Alternatively, heightened arousal can be a catalyst for positive anticipatory performances (Nicholls et al., 2010). This phenomenon is observable during athletic performances, when athletes are provided the opportunity to display abilities during high-pressure situations, such as during elimination or playoff games. The heightened sense of arousal stimulates physiological and psychological readiness in the individual. Athletes rise to the occasion because they transform the pressure and anticipate a positive emotional experience, believing that their superior ability and motivation will lead to a successful outcome and their ability to shine.
Individuals presented with stress-inducing opportunities have at least two choices. After being cut off in traffic, a person can metaphorically roll up the window and drive on or succumb to anger, shouting out the window at the target of his or her contempt. A productive stress response happens when using problem-solving volitional strategies (Hoffman, 2015), such as restructuring one’s environment (driving off) and removing distractions when necessary.
Productive stress reduction happens when we engage in reassuring self-talk or consciously suppress negativity (Corno, 2004), otherwise known as finding the proverbial “silver lining in the dark cloud.” In our 16-hour day scenario, compliance and successful completion may result in learning new skills, getting promoted, or building one’s resume.
Conversely, other strategies can stagnate us and perpetuate negative emotions. Instead of orchestrating positive emotion and a sense of accomplishment, individuals may resort to emotion-dependent coping strategies (Hoffman, 2015) that are troublesome because emotion-dependent strategies impede progress toward goals and, instead, shift cognitive resources to battle the negative emotion. The stressed-out person at work gets no benefit from commiserating with others or complaining about the company, and the source of the frustration merely lingers, often becoming more unbearable.
For the stress reduction strategy to work, individuals must first detect and recognize instances of emerging negative emotions. More importantly, the individual must perceive negative consequences as temporary obstacles that can be ignored or eliminated rather than as fixed or insurmountable.
Coping with negative stress requires a strong belief in the ability to exercise control over one’s existence.
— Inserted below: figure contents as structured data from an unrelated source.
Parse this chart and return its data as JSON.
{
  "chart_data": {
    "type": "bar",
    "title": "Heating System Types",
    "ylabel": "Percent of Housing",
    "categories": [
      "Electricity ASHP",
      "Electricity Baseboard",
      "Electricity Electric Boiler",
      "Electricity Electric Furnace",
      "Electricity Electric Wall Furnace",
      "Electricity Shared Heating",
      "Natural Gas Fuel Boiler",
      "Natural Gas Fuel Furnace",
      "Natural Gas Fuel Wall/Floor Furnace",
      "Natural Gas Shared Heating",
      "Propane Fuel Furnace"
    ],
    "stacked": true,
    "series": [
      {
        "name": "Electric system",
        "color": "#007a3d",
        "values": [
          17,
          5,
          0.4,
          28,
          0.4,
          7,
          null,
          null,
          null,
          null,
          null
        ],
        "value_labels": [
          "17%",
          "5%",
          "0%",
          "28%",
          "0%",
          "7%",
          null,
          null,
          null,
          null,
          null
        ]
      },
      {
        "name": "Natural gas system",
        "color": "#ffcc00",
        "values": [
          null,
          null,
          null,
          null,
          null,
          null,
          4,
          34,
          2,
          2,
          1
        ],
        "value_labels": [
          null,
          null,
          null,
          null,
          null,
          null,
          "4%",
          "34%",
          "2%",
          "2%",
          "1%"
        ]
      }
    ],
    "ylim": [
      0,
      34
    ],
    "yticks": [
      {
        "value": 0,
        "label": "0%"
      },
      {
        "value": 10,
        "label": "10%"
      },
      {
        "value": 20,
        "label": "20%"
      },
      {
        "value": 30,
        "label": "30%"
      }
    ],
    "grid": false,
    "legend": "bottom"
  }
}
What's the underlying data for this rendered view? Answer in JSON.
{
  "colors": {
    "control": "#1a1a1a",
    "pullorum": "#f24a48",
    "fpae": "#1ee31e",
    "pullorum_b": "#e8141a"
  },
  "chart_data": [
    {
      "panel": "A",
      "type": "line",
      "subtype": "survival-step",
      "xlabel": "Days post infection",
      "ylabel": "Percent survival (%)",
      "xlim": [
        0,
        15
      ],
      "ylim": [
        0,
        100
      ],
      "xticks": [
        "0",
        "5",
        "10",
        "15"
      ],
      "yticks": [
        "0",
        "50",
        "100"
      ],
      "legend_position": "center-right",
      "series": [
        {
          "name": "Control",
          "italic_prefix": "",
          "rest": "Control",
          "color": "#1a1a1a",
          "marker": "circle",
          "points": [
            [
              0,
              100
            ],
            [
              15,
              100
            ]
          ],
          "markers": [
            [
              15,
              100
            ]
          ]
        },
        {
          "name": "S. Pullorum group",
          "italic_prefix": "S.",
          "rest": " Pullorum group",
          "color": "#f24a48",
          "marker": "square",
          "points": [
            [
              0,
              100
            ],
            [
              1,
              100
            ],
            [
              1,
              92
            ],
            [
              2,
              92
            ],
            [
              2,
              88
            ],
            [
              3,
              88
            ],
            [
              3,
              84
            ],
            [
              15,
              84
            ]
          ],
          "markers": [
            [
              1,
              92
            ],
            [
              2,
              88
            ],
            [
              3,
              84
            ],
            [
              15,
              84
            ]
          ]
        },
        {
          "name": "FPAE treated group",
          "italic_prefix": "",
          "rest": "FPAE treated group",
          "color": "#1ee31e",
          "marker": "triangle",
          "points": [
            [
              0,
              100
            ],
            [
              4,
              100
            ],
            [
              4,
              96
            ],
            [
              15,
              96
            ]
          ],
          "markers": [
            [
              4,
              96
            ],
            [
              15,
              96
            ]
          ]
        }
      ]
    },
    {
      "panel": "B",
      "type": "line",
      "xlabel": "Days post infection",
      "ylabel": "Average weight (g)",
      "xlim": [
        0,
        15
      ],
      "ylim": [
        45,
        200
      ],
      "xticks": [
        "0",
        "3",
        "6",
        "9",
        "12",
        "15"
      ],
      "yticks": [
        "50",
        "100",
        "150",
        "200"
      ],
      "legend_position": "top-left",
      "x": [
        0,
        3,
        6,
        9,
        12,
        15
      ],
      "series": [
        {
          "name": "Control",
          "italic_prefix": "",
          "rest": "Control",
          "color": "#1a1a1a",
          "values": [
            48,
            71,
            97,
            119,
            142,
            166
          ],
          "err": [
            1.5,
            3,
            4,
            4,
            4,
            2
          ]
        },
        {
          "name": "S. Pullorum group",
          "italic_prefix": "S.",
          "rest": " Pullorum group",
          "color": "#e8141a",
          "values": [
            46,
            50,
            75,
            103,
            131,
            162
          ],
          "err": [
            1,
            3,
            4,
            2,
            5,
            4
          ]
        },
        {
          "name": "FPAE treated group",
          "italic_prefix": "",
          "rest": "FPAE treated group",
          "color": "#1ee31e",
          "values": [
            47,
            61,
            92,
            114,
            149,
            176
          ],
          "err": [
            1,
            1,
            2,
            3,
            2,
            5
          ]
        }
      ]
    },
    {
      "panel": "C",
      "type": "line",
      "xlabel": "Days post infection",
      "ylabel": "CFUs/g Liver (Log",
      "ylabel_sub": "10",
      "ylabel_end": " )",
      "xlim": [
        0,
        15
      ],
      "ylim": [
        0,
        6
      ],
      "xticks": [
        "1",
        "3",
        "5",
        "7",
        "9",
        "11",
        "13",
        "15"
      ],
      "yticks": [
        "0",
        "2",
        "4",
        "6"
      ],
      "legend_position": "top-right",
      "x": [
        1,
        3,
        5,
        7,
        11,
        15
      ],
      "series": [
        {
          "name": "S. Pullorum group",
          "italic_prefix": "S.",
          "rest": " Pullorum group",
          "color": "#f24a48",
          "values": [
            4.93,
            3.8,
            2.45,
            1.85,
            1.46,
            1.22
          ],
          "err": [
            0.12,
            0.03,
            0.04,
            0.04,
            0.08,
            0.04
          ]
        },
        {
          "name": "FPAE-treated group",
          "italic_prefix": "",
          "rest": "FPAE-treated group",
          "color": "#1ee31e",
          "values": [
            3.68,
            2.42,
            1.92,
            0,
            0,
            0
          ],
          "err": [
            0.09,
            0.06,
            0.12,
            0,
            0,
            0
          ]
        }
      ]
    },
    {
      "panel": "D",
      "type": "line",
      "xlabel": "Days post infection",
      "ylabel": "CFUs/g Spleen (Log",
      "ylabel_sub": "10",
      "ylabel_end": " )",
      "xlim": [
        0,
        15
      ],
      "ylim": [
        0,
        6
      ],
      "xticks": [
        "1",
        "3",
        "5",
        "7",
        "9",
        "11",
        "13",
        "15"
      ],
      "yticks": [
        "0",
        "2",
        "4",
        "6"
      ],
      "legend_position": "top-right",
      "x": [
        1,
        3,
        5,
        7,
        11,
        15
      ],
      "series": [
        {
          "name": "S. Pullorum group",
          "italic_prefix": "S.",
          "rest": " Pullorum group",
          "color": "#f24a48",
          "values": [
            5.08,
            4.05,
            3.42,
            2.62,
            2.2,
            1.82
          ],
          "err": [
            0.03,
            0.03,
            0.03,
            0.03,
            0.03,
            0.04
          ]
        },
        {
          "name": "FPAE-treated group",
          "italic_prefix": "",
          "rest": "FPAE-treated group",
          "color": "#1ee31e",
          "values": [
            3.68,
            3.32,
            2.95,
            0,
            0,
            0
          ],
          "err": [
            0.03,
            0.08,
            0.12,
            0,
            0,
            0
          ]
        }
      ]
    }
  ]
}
In essence, an individual faced with an emotionally charged event must have the wherewithal to recognize the need to use deliberate and intentional coping strategies, actively avoid negative thinking, and know precisely when and how to use the regulatory strategies in the individual’s repertoire.
Like stress reactions, using the strategies is subjective, but the most resourceful and resilient people are often the ones who successfully turn sour lemons into lemonade!
Corbett, M. (2015). From law to folklore: work stress and the Yerkes-Dodson Law. Journal of Managerial Psychology, 30(6), 741-752.
Hoffman, B. (2015). Motivation for Learning & Performance. Academic Press.
Corno, L. (2004). Work habits and work styles: The psychology of volition in education. Teachers College Record, 106, 1669–1694.
Elbæk, C. T., Lystbæk, M. N., & Mitkidis, P. (2022). On the psychology of bonuses: The effects of loss aversion and Yerkes-Dodson law on performance in cognitively and mechanically demanding tasks. Journal of Behavioral and Experimental Economics, 98, 101870.
Nicholls, A. R., Polman, R., & Levy, A. R. (2010). Coping self-efficacy, pre-competitive anxiety, and subjective performance among athletes. European Journal of Sport Science, 10(2), 97–102. http://dx.doi.org/10.1080/17461390903271592.
Ryan, R. M., & Deci, E. L. (2020). Intrinsic and extrinsic motivation from a self-determination theory perspective: Definitions, theory, practices, and future directions. Contemporary Educational Psychology, 61, Article 101860.